Rédigé par Yousra Gouja | Vendredi 11 Septembre 2020 à 11:00

           

« Osez » et « Restez fidèle à vous-même », c’est en substance le message que livre Latifa Chay dans son livre autobiographique « Sois une femme ma fille » dans laquelle la native de Romans-sur-Isère (Drôme) raconte son parcours de vie et ses engagements politiques qui l’amènent à être élue à tout juste 23 ans au conseil municipal de sa commune en 2008 puis maire adjointe en 2014. A 36 ans, et après une carrière de 11 ans dans les assurances, la jeune femme entame une reconversion professionnelle en devenant consultante freelance en développement et stratégie. Sans se départir pour autant de la politique, elle qui figure parmi les déçus de La République en marche (LaREM). Interview.



Originaire de Romans-sur-Isère où elle s'est engagée en politique, Latifa Chay est l'auteure d'un livre baptisée « Sois une femme  ma fille ».
Originaire de Romans-sur-Isère où elle s'est engagée en politique, Latifa Chay est l'auteure d'un livre baptisée « Sois une femme ma fille ».

Saphirnews : Racontez-nous votre rencontre avec la politique.

Latifa Chay : J’ai été élue au conseil municipal de Romans en mars 2008 et jusqu’au 29 juin 2020, en ayant été maire adjointe et vice-présidente au sein de l’intercommunalité. (…) J’ai écrit un chapitre sur ce que j’ai appelé « L’événement ». « Et en 732 après Jésus-Christ, Charles Martel chassa les Arabes hors de France. Les Arabes... comme Latifa. Parce que Latifa, c’est une Arabe. Nous, on est Français. » C’est là que mon institutrice (en CM1) est venue heurter mon identité et m’a poussé à me poser des questions (sur son identité, à 9 ans, face à une expérience du racisme qu’elle dit être la plus marquante, ndlr).
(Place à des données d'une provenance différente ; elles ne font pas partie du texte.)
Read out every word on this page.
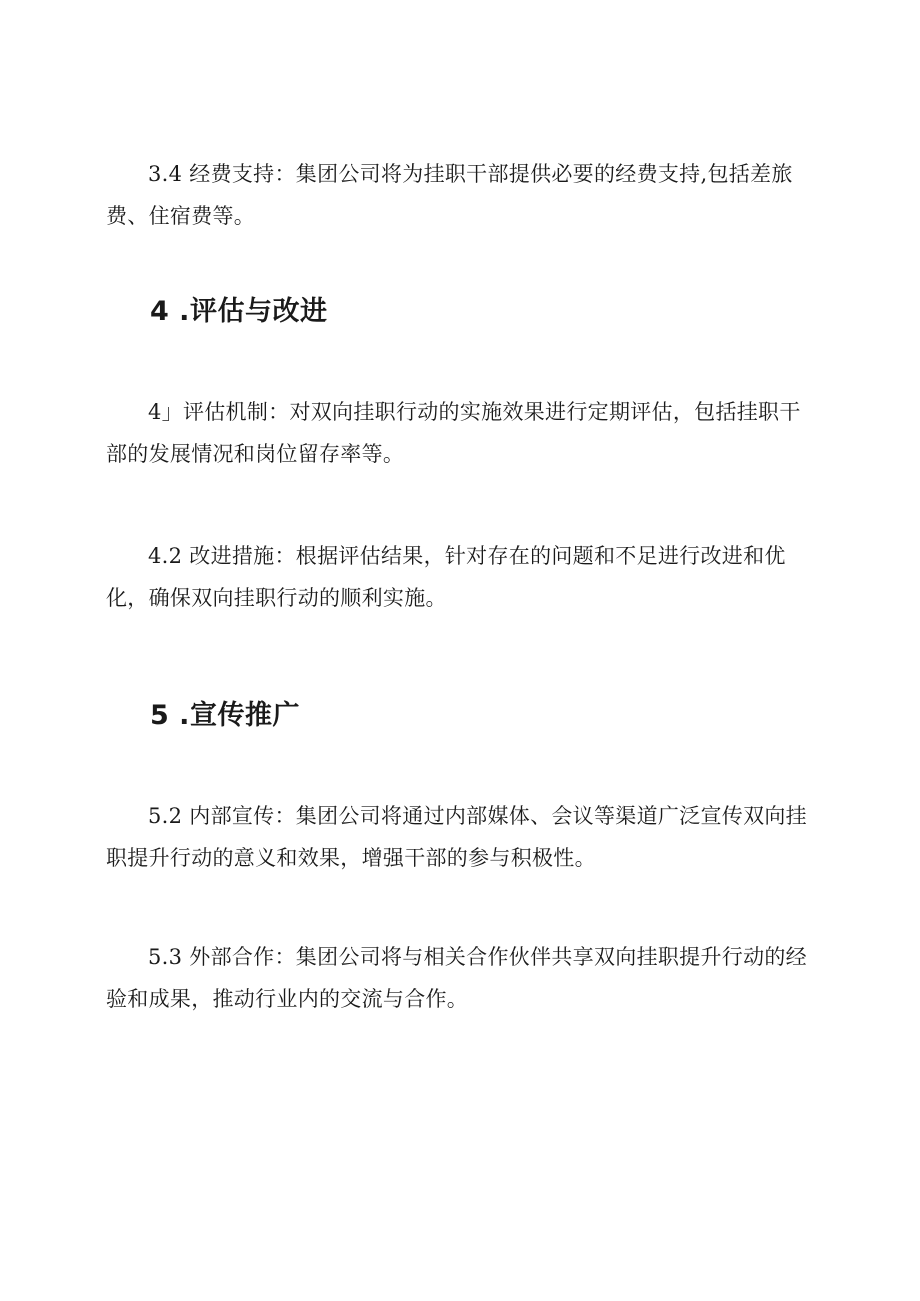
3.4 经费支持：集团公司将为挂职干部提供必要的经费支持,包括差旅费、住宿费等。

4 .评估与改进

4」评估机制：对双向挂职行动的实施效果进行定期评估，包括挂职干部的发展情况和岗位留存率等。

4.2 改进措施：根据评估结果，针对存在的问题和不足进行改进和优化，确保双向挂职行动的顺利实施。

5 .宣传推广

5.2 内部宣传：集团公司将通过内部媒体、会议等渠道广泛宣传双向挂职提升行动的意义和效果，增强干部的参与积极性。

5.3 外部合作：集团公司将与相关合作伙伴共享双向挂职提升行动的经验和成果，推动行业内的交流与合作。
Les questions d’engagement et de politique sont très présentes dans notre famille. Notre père nous a appris à ne pas nous satisfaire du monde tel qu’il est, à nous battre pour la justice et l’émancipation. Dans notre famille, on partage ça, on aime parler de l’actualité. Mon père a d’ailleurs été délégué CFDT.

Vous parlez beaucoup de votre famille. Dans quelle mesure vous avez eu besoin de livrer un livre aussi intime ?

Latifa Chay : J’ai choisi des anecdotes très précises lorsqu’il s’agissait de parler de ma famille, pour impacter mes lecteurs. Si je parle de ma mère et de sa maladie, l’Alzheimer, c’est aussi pour expliquer l’impact de cette maladie sur la vie des gens. On est 11 millions de Français à être des aidants familiaux. C’est une réalité dont les hommes et les femmes politiques ne parlent pas du tout.

Femme, Française, Marocaine et musulmane, pourquoi est-ce important pour vous de le dire ?

Latifa Chay : J’ai été amenée à le faire. Quand je dénonce les différentes discriminations, ce n’est pas moi qui les mets sur la table, ce sont les personnes qui le font. Oui, j’en fais une force en réalité. Mais le terme avec lequel j’ai le plus de mal est Maghrébine, surtout employé dans la bouche des détracteurs qu’ils l’utilisent comme un fourre-tout.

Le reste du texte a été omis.